The perfect example of Engineerean is your typical O’Reilly book. These usually begin with a panoramic view of the topic as a whole, and then outline the specifics of every tool available. Engineereans go from the inside out, taking in the building blocks of the language and then using those to move towards a finished product. While a native Designese speaker such as myself may not learn a whole lot from Engineerean language books initially, they’re still invaluable desk-side references, as their structure makes it very easy to look up a specific property or method.

However, when you write documentation in Designese, then you’re speaking my language. The Designese approach is a very practical one: we as a people are visual learners, and we crave lots of examples. The Designese work from the outside in, seeing the finished product first and then analyzing how it works and going inwards from there. Dan Cederholm’s books are a great example: he begins with a functioning demonstration site and then dives in and explains the various parts that make it work.

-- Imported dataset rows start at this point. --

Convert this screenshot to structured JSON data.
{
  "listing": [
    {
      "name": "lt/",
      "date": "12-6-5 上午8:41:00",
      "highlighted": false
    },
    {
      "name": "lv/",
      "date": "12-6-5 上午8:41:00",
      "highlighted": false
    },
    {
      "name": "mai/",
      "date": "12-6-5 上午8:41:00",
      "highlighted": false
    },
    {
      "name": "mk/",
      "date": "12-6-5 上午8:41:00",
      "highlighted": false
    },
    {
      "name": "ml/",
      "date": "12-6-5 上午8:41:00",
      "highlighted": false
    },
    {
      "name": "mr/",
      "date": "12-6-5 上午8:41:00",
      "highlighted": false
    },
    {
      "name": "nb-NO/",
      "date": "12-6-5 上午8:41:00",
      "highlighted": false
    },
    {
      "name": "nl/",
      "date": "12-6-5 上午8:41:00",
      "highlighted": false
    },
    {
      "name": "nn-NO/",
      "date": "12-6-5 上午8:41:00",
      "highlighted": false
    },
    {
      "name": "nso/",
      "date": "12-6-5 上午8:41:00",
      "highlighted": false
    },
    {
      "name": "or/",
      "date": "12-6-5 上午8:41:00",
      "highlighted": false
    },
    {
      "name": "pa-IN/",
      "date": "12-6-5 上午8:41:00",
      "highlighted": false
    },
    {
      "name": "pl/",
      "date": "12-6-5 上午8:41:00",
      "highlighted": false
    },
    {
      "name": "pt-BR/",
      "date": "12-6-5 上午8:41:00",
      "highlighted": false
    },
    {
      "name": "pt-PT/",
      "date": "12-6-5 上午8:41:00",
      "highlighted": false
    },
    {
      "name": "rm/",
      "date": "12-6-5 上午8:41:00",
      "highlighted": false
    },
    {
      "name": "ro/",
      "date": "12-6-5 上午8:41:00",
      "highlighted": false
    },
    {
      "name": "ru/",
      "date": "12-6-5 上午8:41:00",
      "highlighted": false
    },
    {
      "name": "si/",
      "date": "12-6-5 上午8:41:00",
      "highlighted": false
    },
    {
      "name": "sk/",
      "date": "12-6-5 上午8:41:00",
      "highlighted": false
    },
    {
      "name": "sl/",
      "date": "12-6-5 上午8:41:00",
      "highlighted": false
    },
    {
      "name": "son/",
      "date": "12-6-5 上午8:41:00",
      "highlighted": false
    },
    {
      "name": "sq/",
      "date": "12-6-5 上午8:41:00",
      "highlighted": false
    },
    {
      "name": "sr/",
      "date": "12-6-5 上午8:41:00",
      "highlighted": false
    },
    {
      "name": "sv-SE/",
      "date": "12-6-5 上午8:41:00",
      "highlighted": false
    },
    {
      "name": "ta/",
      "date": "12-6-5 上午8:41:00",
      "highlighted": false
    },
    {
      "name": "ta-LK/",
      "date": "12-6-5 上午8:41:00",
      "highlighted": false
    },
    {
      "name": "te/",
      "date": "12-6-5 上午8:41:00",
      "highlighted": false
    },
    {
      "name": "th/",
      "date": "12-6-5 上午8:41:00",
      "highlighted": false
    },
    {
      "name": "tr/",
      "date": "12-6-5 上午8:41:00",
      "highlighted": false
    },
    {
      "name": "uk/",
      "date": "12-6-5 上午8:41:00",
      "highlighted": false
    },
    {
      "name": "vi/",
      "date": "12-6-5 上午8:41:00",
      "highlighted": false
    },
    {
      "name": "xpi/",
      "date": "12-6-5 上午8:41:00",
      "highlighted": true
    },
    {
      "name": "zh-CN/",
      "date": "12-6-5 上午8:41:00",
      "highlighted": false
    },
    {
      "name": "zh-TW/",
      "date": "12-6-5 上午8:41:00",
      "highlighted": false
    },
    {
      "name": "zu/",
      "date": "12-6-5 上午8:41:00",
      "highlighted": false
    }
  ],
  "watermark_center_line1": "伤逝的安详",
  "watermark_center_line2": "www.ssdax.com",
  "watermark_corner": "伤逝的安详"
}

So how can we bridge the culture gap and appease the citizens of both nations? The obvious answer is to start with a bunch of visual examples, and then have a full alphabetical glossary. But there are more subtle touches, for example, the excellent Visual jQuery, which is ostensibly Engineerean but is full of useful before-and-after code examples.

If you want people to use your library/framework/whatever, spend as much time as possible to write good documentation, and try to make it as accessible as possible. I see documentation as being much like product marketing, and arguably as important as the product itself.